Shear bond strength of provisional repair materials bonded to 3D printed resin

BACKGROUND/PURPOSE: There is limited literature on the materials of choice and their properties when repairing 3-D printed resin-based restorations. The objective of this in-vitro study is to determine the shear bond strength of various repair materials to 3D printed SLA (stereolithography) resin. MATERIALS AND METHODS: For Group A (control), fifteen cylinders of 3-D printing SLA resin were printed as one unit of a Ø6.8 × 8 mm (diameter and height) cylindrical block with a Ø3 × 5 mm cylindrical block at the center. For the test groups, forty-five specimen cylinders of 3-D printing SLA resin (Ø6.8 × 8 mm) were fabricated and the surfaces were treated with 3 different test materials: Group B: Poly-Methyl Methacrylate (PMMA); Group C: Bis-acrylic composite resin, and Group D: Bis-GMA composite All specimens were tested using an Instron machine at a crosshead speed of 0.5 mm/min. A Shapiro–Wilk test was used to assess normality within the data, then the data was statistically analyzed by a Mann–Whitney test. RESULTS: There were no statistically significant differences between testing groups, except Group A. Group B displayed mixed (87%) and adhesive (13%) failure at the fractured surface. Group C showed both mixed (60%) and adhesive failure at the fractured surface (40%).
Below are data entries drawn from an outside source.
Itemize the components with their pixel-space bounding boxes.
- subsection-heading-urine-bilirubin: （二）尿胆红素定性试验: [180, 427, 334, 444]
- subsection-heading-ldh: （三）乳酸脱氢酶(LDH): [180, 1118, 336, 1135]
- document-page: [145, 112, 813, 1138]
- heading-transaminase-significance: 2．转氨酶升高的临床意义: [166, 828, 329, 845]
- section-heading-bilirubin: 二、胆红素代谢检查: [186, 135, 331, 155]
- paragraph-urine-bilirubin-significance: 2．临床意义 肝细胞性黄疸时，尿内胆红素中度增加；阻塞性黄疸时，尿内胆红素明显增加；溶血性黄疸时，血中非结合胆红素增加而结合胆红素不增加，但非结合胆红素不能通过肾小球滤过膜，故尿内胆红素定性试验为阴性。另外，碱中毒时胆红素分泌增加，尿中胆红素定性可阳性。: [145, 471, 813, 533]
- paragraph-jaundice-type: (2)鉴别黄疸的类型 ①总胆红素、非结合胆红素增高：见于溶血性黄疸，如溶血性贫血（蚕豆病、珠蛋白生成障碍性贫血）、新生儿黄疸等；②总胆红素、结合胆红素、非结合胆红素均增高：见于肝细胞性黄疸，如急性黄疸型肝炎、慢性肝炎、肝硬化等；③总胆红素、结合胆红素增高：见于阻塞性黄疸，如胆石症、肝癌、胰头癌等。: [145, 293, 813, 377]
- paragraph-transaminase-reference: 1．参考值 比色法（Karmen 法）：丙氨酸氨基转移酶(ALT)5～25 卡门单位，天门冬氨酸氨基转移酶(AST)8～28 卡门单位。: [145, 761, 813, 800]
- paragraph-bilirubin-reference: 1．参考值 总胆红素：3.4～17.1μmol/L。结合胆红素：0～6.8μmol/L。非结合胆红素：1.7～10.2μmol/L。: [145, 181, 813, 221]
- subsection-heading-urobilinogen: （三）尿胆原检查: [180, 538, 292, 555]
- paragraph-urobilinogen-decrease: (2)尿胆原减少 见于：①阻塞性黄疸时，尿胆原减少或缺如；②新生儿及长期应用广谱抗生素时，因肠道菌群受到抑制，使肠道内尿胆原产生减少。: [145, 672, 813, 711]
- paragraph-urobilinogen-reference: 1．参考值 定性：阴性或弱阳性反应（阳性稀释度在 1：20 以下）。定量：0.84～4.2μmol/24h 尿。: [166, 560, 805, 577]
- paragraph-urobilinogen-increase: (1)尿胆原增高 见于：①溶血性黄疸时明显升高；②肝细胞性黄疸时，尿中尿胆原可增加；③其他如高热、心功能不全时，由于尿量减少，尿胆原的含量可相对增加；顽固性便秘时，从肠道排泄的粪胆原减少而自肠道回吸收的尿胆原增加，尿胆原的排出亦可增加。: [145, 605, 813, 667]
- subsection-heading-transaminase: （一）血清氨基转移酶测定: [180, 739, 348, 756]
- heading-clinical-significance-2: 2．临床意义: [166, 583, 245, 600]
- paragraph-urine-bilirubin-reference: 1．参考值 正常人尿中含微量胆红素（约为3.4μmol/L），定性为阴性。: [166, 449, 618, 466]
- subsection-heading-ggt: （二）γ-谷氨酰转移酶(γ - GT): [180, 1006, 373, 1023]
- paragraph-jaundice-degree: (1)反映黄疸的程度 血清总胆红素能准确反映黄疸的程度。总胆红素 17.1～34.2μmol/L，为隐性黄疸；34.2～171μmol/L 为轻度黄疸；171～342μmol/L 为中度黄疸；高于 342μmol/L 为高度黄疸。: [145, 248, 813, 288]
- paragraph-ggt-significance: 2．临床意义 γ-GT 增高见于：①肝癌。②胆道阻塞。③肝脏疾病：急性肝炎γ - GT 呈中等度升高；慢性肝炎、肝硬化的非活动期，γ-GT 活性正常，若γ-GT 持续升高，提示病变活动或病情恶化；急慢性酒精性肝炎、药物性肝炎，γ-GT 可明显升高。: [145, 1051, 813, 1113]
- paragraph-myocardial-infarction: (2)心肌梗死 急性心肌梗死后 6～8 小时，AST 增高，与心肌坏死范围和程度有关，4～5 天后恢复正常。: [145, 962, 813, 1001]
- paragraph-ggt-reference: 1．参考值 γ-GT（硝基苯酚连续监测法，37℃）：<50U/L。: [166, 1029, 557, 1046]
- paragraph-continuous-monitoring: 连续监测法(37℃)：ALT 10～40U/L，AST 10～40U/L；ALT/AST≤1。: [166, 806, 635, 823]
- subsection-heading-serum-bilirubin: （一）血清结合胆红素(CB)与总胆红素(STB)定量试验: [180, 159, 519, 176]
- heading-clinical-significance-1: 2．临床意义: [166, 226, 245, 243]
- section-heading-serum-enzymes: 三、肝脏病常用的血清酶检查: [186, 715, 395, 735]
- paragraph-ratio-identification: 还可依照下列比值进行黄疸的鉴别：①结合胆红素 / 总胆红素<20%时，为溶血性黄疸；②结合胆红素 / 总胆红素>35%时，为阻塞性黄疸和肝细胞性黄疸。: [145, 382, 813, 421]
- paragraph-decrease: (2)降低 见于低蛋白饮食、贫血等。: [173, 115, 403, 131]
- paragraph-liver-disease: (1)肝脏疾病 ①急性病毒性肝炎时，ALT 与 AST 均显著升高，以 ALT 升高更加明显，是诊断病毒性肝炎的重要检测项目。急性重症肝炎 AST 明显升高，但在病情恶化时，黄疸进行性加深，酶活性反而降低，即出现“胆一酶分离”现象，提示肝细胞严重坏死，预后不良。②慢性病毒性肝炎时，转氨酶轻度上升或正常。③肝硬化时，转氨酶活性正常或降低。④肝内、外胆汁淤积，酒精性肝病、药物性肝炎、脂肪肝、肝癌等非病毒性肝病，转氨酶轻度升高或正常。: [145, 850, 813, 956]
All Group D showed mixed fracture patterns, partly cohesive fractured surface within the base cylinder area and partly adhesive fractured surface at the bonded interface. CONCLUSION: No statistically significant differences in the shear bond strength of the different repair materials to 3D printed cylinders were observed. The 3D printed cylinder repaired with Bis-GMA composite demonstrated the most predictability from the fractography analysis.